CES buys Madera biomass power plant in California

BIOMASS

Clean Energy Systems (CES) is set to acquire the idled Madera Biomass Power Plant located in Madera County, California.

CES aims to convert the existing facility into a Biomass Carbon Removal and Storage (BiCRS) facility. CES said similar projects in Fresno and Kern Counties are under active development.

The facility, once converted into a BiCRS facility, will convert agricultural waste biomass from local farms, into a renewable synthesis gas that will be mixed with oxygen in a combustor to generate electricity and/or hydrogen.

By using biomass fuel that consumes CO2 over its lifetime to produce energy and storing the CO2, the process is designed to result in net-negative carbon emissions, effectively removing greenhouse gas from the atmosphere.

The new BiCRS facility is expected to remove about 600,000 tons of CO2 annually, which is equivalent to the emissions from electricity use of more than 130,000 U.S. homes. It will help improve air quality in the San Joaquin Valley by using approximately 400,000 tons of agricultural waste annually.

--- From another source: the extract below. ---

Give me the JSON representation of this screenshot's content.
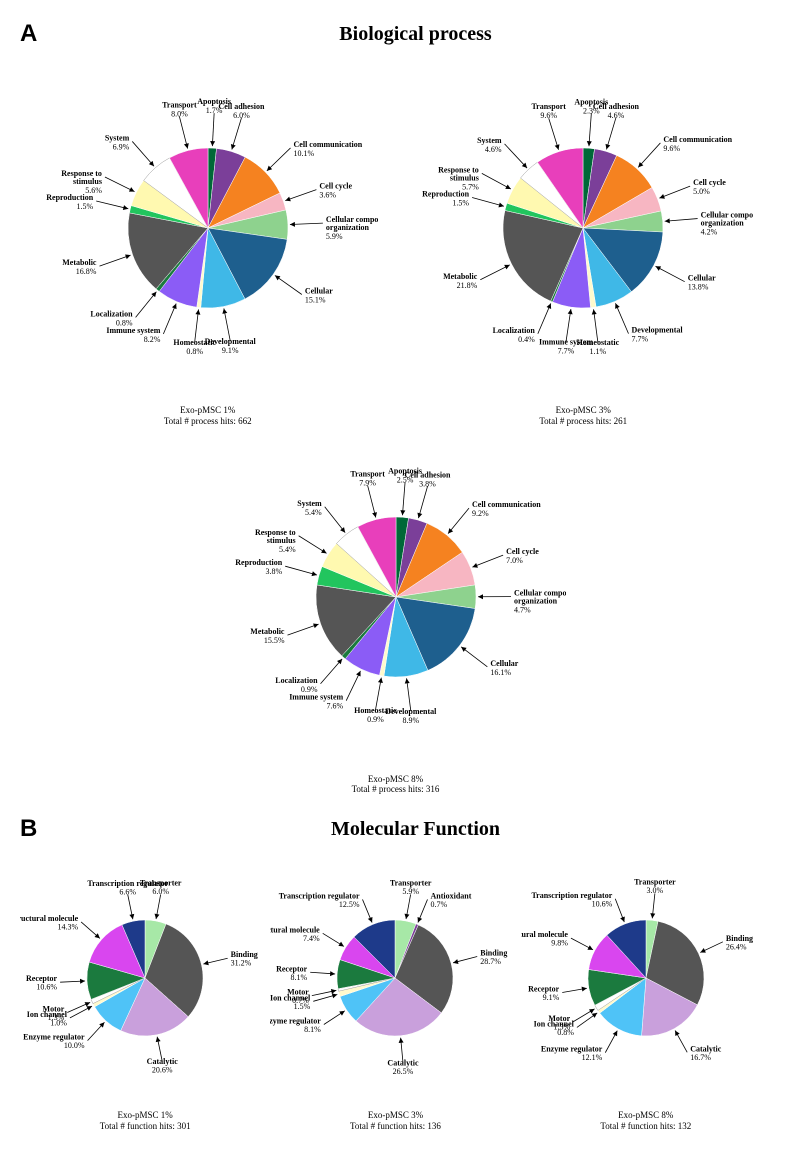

CES plans to evaluate the Madera Biomass Power Plant for conversion to a BiCRS facility using CES’ oxy-fuel technology that contributes to cost-effective carbon capture.  BiCRS is identified as a low-cost form of engineered carbon removal, resulting in net energy production without routine emissions of nitrous oxide, carbon monoxide and particulates from combustion produced by conventional biomass plants.